Spike ejecutó un giro en U ilegal, obligando al siguiente coche a frenar violentamente y a deslizarse por la carretera. El conductor empezó a lanzar insultos hasta que se dio cuenta de que era un vehículo blanco y negro de OpEspec, y luego sabiamente guardó silencio y se alejó. Recogí mi bolsa.
—Gracias por el paseo. Te veré por ahí.
—¡No si yo te veo primero! —dijo Spike—. Vere lo que puedo descubrir sobre tu amigo perdido.
—Te lo agradecería. Gracias.
—Adiós.
—Hasta otra.
—Holita —dijo una voz tímida desde la parte de atrás.

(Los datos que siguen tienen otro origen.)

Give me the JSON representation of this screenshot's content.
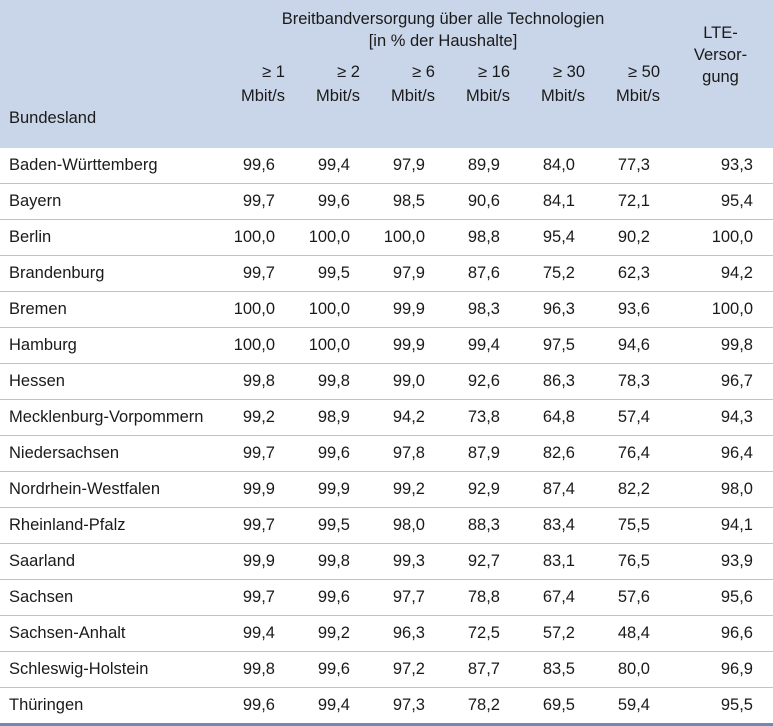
{
  "header": {
    "group_line1": "Breitbandversorgung über alle Technologien",
    "group_line2": "[in % der Haushalte]",
    "land_label": "Bundesland",
    "lte_line1": "LTE-",
    "lte_line2": "Versor-",
    "lte_line3": "gung",
    "speeds": [
      {
        "threshold": "≥ 1",
        "unit": "Mbit/s"
      },
      {
        "threshold": "≥ 2",
        "unit": "Mbit/s"
      },
      {
        "threshold": "≥ 6",
        "unit": "Mbit/s"
      },
      {
        "threshold": "≥ 16",
        "unit": "Mbit/s"
      },
      {
        "threshold": "≥ 30",
        "unit": "Mbit/s"
      },
      {
        "threshold": "≥ 50",
        "unit": "Mbit/s"
      }
    ]
  },
  "rows": [
    {
      "land": "Baden-Württemberg",
      "values": [
        "99,6",
        "99,4",
        "97,9",
        "89,9",
        "84,0",
        "77,3"
      ],
      "lte": "93,3"
    },
    {
      "land": "Bayern",
      "values": [
        "99,7",
        "99,6",
        "98,5",
        "90,6",
        "84,1",
        "72,1"
      ],
      "lte": "95,4"
    },
    {
      "land": "Berlin",
      "values": [
        "100,0",
        "100,0",
        "100,0",
        "98,8",
        "95,4",
        "90,2"
      ],
      "lte": "100,0"
    },
    {
      "land": "Brandenburg",
      "values": [
        "99,7",
        "99,5",
        "97,9",
        "87,6",
        "75,2",
        "62,3"
      ],
      "lte": "94,2"
    },
    {
      "land": "Bremen",
      "values": [
        "100,0",
        "100,0",
        "99,9",
        "98,3",
        "96,3",
        "93,6"
      ],
      "lte": "100,0"
    },
    {
      "land": "Hamburg",
      "values": [
        "100,0",
        "100,0",
        "99,9",
        "99,4",
        "97,5",
        "94,6"
      ],
      "lte": "99,8"
    },
    {
      "land": "Hessen",
      "values": [
        "99,8",
        "99,8",
        "99,0",
        "92,6",
        "86,3",
        "78,3"
      ],
      "lte": "96,7"
    },
    {
      "land": "Mecklenburg-Vorpommern",
      "values": [
        "99,2",
        "98,9",
        "94,2",
        "73,8",
        "64,8",
        "57,4"
      ],
      "lte": "94,3"
    },
    {
      "land": "Niedersachsen",
      "values": [
        "99,7",
        "99,6",
        "97,8",
        "87,9",
        "82,6",
        "76,4"
      ],
      "lte": "96,4"
    },
    {
      "land": "Nordrhein-Westfalen",
      "values": [
        "99,9",
        "99,9",
        "99,2",
        "92,9",
        "87,4",
        "82,2"
      ],
      "lte": "98,0"
    },
    {
      "land": "Rheinland-Pfalz",
      "values": [
        "99,7",
        "99,5",
        "98,0",
        "88,3",
        "83,4",
        "75,5"
      ],
      "lte": "94,1"
    },
    {
      "land": "Saarland",
      "values": [
        "99,9",
        "99,8",
        "99,3",
        "92,7",
        "83,1",
        "76,5"
      ],
      "lte": "93,9"
    },
    {
      "land": "Sachsen",
      "values": [
        "99,7",
        "99,6",
        "97,7",
        "78,8",
        "67,4",
        "57,6"
      ],
      "lte": "95,6"
    },
    {
      "land": "Sachsen-Anhalt",
      "values": [
        "99,4",
        "99,2",
        "96,3",
        "72,5",
        "57,2",
        "48,4"
      ],
      "lte": "96,6"
    },
    {
      "land": "Schleswig-Holstein",
      "values": [
        "99,8",
        "99,6",
        "97,2",
        "87,7",
        "83,5",
        "80,0"
      ],
      "lte": "96,9"
    },
    {
      "land": "Thüringen",
      "values": [
        "99,6",
        "99,4",
        "97,3",
        "78,2",
        "69,5",
        "59,4"
      ],
      "lte": "95,5"
    }
  ]
}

Los dos nos volvimos a mirar al fondo del coche. El señor Meakle se había transformado. Un hombre delgado y de aspecto bastante patético estaba sentado en el asiento de atrás, completamente desnudo y muy sucio. Tenía las manos modestamente situadas sobre los genitales.

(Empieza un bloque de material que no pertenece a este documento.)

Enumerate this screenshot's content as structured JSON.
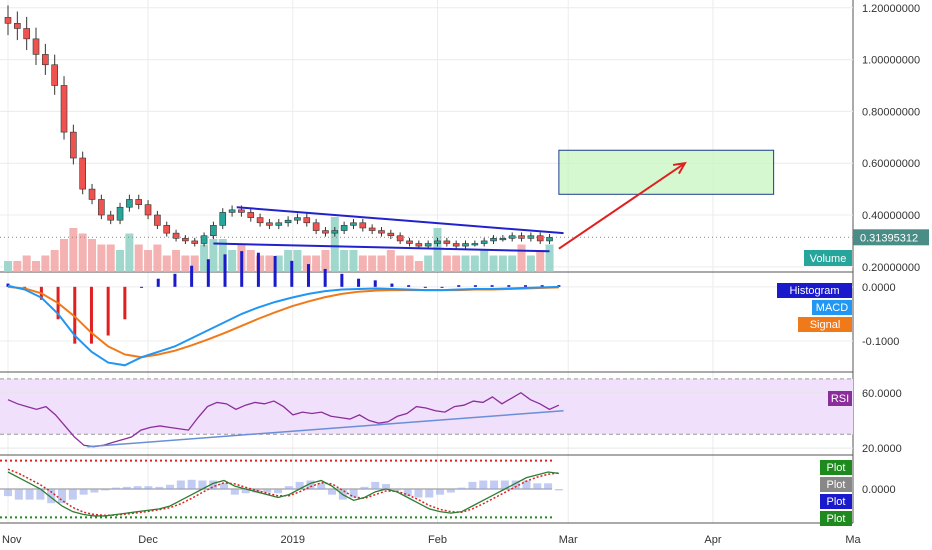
{
  "chart_data": {
    "type": "line",
    "title": "",
    "time_axis": {
      "labels": [
        "Nov",
        "Dec",
        "2019",
        "Feb",
        "Mar",
        "Apr",
        "Ma"
      ],
      "dates": [
        "2018-11-01",
        "2018-12-01",
        "2019-01-01",
        "2019-02-01",
        "2019-03-01",
        "2019-04-01",
        "2019-05-01"
      ],
      "range": [
        "2018-11-01",
        "2019-05-01"
      ]
    },
    "price_panel": {
      "ylim": [
        0.18,
        1.23
      ],
      "ticks": [
        0.2,
        0.4,
        0.6,
        0.8,
        1.0,
        1.2
      ],
      "tick_labels": [
        "0.20000000",
        "0.40000000",
        "0.60000000",
        "0.80000000",
        "1.00000000",
        "1.20000000"
      ],
      "last_price_label": "0.31395312",
      "last_price": 0.31395312,
      "candles": {
        "dates": [
          "2018-11-01",
          "2018-11-03",
          "2018-11-05",
          "2018-11-07",
          "2018-11-09",
          "2018-11-11",
          "2018-11-13",
          "2018-11-15",
          "2018-11-17",
          "2018-11-19",
          "2018-11-21",
          "2018-11-23",
          "2018-11-25",
          "2018-11-27",
          "2018-11-29",
          "2018-12-01",
          "2018-12-03",
          "2018-12-05",
          "2018-12-07",
          "2018-12-09",
          "2018-12-11",
          "2018-12-13",
          "2018-12-15",
          "2018-12-17",
          "2018-12-19",
          "2018-12-21",
          "2018-12-23",
          "2018-12-25",
          "2018-12-27",
          "2018-12-29",
          "2018-12-31",
          "2019-01-02",
          "2019-01-04",
          "2019-01-06",
          "2019-01-08",
          "2019-01-10",
          "2019-01-12",
          "2019-01-14",
          "2019-01-16",
          "2019-01-18",
          "2019-01-20",
          "2019-01-22",
          "2019-01-24",
          "2019-01-26",
          "2019-01-28",
          "2019-01-30",
          "2019-02-01",
          "2019-02-03",
          "2019-02-05",
          "2019-02-07",
          "2019-02-09",
          "2019-02-11",
          "2019-02-13",
          "2019-02-15",
          "2019-02-17",
          "2019-02-19",
          "2019-02-21",
          "2019-02-23",
          "2019-02-25"
        ],
        "close": [
          1.14,
          1.12,
          1.08,
          1.02,
          0.98,
          0.9,
          0.72,
          0.62,
          0.5,
          0.46,
          0.4,
          0.38,
          0.43,
          0.46,
          0.44,
          0.4,
          0.36,
          0.33,
          0.31,
          0.3,
          0.29,
          0.32,
          0.36,
          0.41,
          0.42,
          0.41,
          0.39,
          0.37,
          0.36,
          0.37,
          0.38,
          0.39,
          0.37,
          0.34,
          0.33,
          0.34,
          0.36,
          0.37,
          0.35,
          0.34,
          0.33,
          0.32,
          0.3,
          0.29,
          0.28,
          0.29,
          0.3,
          0.29,
          0.28,
          0.29,
          0.29,
          0.3,
          0.31,
          0.31,
          0.32,
          0.31,
          0.32,
          0.3,
          0.314
        ],
        "volume": [
          0.2,
          0.2,
          0.3,
          0.2,
          0.3,
          0.4,
          0.6,
          0.8,
          0.7,
          0.6,
          0.5,
          0.5,
          0.4,
          0.7,
          0.5,
          0.4,
          0.5,
          0.3,
          0.4,
          0.3,
          0.3,
          0.5,
          0.6,
          0.6,
          0.4,
          0.5,
          0.4,
          0.3,
          0.3,
          0.3,
          0.4,
          0.4,
          0.3,
          0.3,
          0.4,
          1.0,
          0.4,
          0.4,
          0.3,
          0.3,
          0.3,
          0.4,
          0.3,
          0.3,
          0.2,
          0.3,
          0.8,
          0.3,
          0.3,
          0.3,
          0.3,
          0.4,
          0.3,
          0.3,
          0.3,
          0.5,
          0.3,
          0.4,
          0.5
        ]
      },
      "volume_label": "Volume",
      "trendline_upper": {
        "from": [
          "2018-12-20",
          0.43
        ],
        "to": [
          "2019-02-28",
          0.33
        ]
      },
      "trendline_lower": {
        "from": [
          "2018-12-15",
          0.29
        ],
        "to": [
          "2019-02-25",
          0.26
        ]
      },
      "projection_arrow": {
        "from": [
          "2019-02-27",
          0.27
        ],
        "to": [
          "2019-03-26",
          0.6
        ]
      },
      "target_box": {
        "x": [
          "2019-02-27",
          "2019-04-14"
        ],
        "y": [
          0.48,
          0.65
        ]
      }
    },
    "macd_panel": {
      "ylim": [
        -0.15,
        0.02
      ],
      "ticks": [
        0.0,
        -0.1
      ],
      "tick_labels": [
        "0.0000",
        "-0.1000"
      ],
      "legend": [
        "Histogram",
        "MACD",
        "Signal"
      ],
      "macd": [
        0.002,
        -0.005,
        -0.02,
        -0.05,
        -0.09,
        -0.12,
        -0.14,
        -0.145,
        -0.13,
        -0.12,
        -0.11,
        -0.095,
        -0.08,
        -0.065,
        -0.05,
        -0.038,
        -0.028,
        -0.02,
        -0.013,
        -0.008,
        -0.005,
        -0.004,
        -0.003,
        -0.004,
        -0.005,
        -0.006,
        -0.006,
        -0.005,
        -0.004,
        -0.004,
        -0.003,
        -0.002,
        -0.001,
        0.0
      ],
      "signal": [
        0.0,
        -0.003,
        -0.012,
        -0.03,
        -0.055,
        -0.085,
        -0.11,
        -0.125,
        -0.13,
        -0.125,
        -0.118,
        -0.108,
        -0.097,
        -0.085,
        -0.072,
        -0.059,
        -0.047,
        -0.036,
        -0.027,
        -0.019,
        -0.013,
        -0.009,
        -0.007,
        -0.006,
        -0.006,
        -0.006,
        -0.006,
        -0.006,
        -0.005,
        -0.005,
        -0.004,
        -0.003,
        -0.002,
        -0.001
      ]
    },
    "rsi_panel": {
      "ylim": [
        15,
        75
      ],
      "ticks": [
        60,
        20
      ],
      "tick_labels": [
        "60.0000",
        "20.0000"
      ],
      "band": [
        30,
        70
      ],
      "legend": [
        "RSI"
      ],
      "rsi": [
        55,
        52,
        50,
        48,
        50,
        44,
        36,
        28,
        22,
        21,
        22,
        24,
        26,
        28,
        33,
        35,
        36,
        35,
        34,
        33,
        42,
        50,
        53,
        52,
        48,
        51,
        53,
        52,
        54,
        50,
        44,
        46,
        45,
        46,
        43,
        42,
        41,
        44,
        40,
        38,
        39,
        43,
        45,
        50,
        49,
        47,
        46,
        50,
        51,
        54,
        53,
        57,
        52,
        56,
        60,
        55,
        52,
        48,
        51
      ],
      "trendline": {
        "from": [
          "2018-11-18",
          21
        ],
        "to": [
          "2019-02-28",
          47
        ]
      }
    },
    "osc_panel": {
      "ticks": [
        0.0
      ],
      "tick_labels": [
        "0.0000"
      ],
      "legend": [
        "Plot",
        "Plot",
        "Plot",
        "Plot"
      ],
      "legend_colors": [
        "#1e8a1e",
        "#888888",
        "#1a1acc",
        "#1e8a1e"
      ],
      "fast": [
        0.6,
        0.4,
        0.2,
        0.0,
        -0.3,
        -0.6,
        -0.8,
        -0.9,
        -0.95,
        -0.95,
        -0.9,
        -0.85,
        -0.8,
        -0.75,
        -0.7,
        -0.6,
        -0.4,
        -0.2,
        0.0,
        0.2,
        0.3,
        0.1,
        0.0,
        -0.1,
        -0.2,
        -0.3,
        -0.2,
        0.0,
        0.2,
        0.3,
        0.1,
        -0.2,
        -0.4,
        -0.3,
        -0.1,
        0.0,
        -0.1,
        -0.3,
        -0.5,
        -0.7,
        -0.8,
        -0.85,
        -0.8,
        -0.6,
        -0.4,
        -0.2,
        0.0,
        0.2,
        0.4,
        0.5,
        0.6,
        0.55
      ],
      "slow": [
        0.7,
        0.55,
        0.35,
        0.15,
        -0.1,
        -0.4,
        -0.65,
        -0.82,
        -0.9,
        -0.93,
        -0.92,
        -0.88,
        -0.84,
        -0.79,
        -0.73,
        -0.66,
        -0.52,
        -0.33,
        -0.12,
        0.08,
        0.22,
        0.18,
        0.06,
        -0.05,
        -0.15,
        -0.24,
        -0.24,
        -0.1,
        0.08,
        0.22,
        0.18,
        -0.05,
        -0.28,
        -0.33,
        -0.2,
        -0.07,
        -0.08,
        -0.2,
        -0.38,
        -0.58,
        -0.72,
        -0.8,
        -0.82,
        -0.7,
        -0.52,
        -0.32,
        -0.12,
        0.08,
        0.28,
        0.42,
        0.52,
        0.57
      ]
    }
  }
}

—¡Señor Meakle! ¡Bienvenido! —dijo Spike, sonriendo abiertamente mientras añadía con tonos de recriminación—: No se tomó sus pastillas, ¿verdad?
El señor Meakle asintió avergonzado.
Volví a dar las gracias a Spike. Al moverse, pude ver al señor Meakle despidiéndose algo estúpidamente a través de la luna trasera. Spike realizó otro giro en U, obligando a un segundo coche a frenar en seco, y desapareció.
Miré al coche deportivo de la primera fila del lote bajo la pancarta que decía «Oportunidad». No había error posible. El coche era definitivamente el que había aparecido frente a mí en mi habitación de hospital. Y yo había sido la conductora. Había sido yo la que me había dicho que viniese a Swindon. Había sido yo la que me había dicho que Acheron no había muerto. Si no hubiese venido a Swindon, no habría visto el coche y no habría podido comprarlo. No tenía precisamente mucho sentido, pero lo poco que sabía era que debía comprarlo.
—¿Puedo ayudarle, señora? —preguntó un empalagoso vendedor que había aparecido casi de la nada, frotándose las manos nervioso y sudando profusamente por el calor.
—Este coche. ¿Cuánto hace que lo tienen?
—¿El 356 Speedster? Como unos seis meses.
—¿Durante ese tiempo ha estado en Londres?
—¿Londres? —repitió el vendedor, algo desconcertado—. En absoluto. ¿Por qué?
—Por nada. Me lo llevo.
El vendedor pareció ligeramente conmocionado.
—¿Está segura? ¿No le gustaría algo un poco más práctico? Tengo una buena selección de Buicks que acaban de llegar. Ex Goliath, pero con poco kilometraje, ya sabe…
—Éste —dije con firmeza.
El vendedor sonrió incómodo. El coche evidentemente estaba marcado a precio de oferta y no iban a ganar nada vendiéndolo. Murmuró algo insustancial y corrió a recuperar las llaves.
Me senté en su interior. Era espartano hasta el extremo. Nunca me había considerado muy interesada en coches, pero éste era diferente. Era escandalosamente conspicuo, pintado llamativamente en rojo, azul y verde, pero me gustó de inmediato. El vendedor regresó con las llaves y arrancó al segundo intento. Él preparó los papeles y media hora más tarde salí de la tienda y a la carretera. El coche aceleró rápidamente con una nota áspera del tubo de escape. Tras un par de cientos de metros los dos nos volvimos inseparables.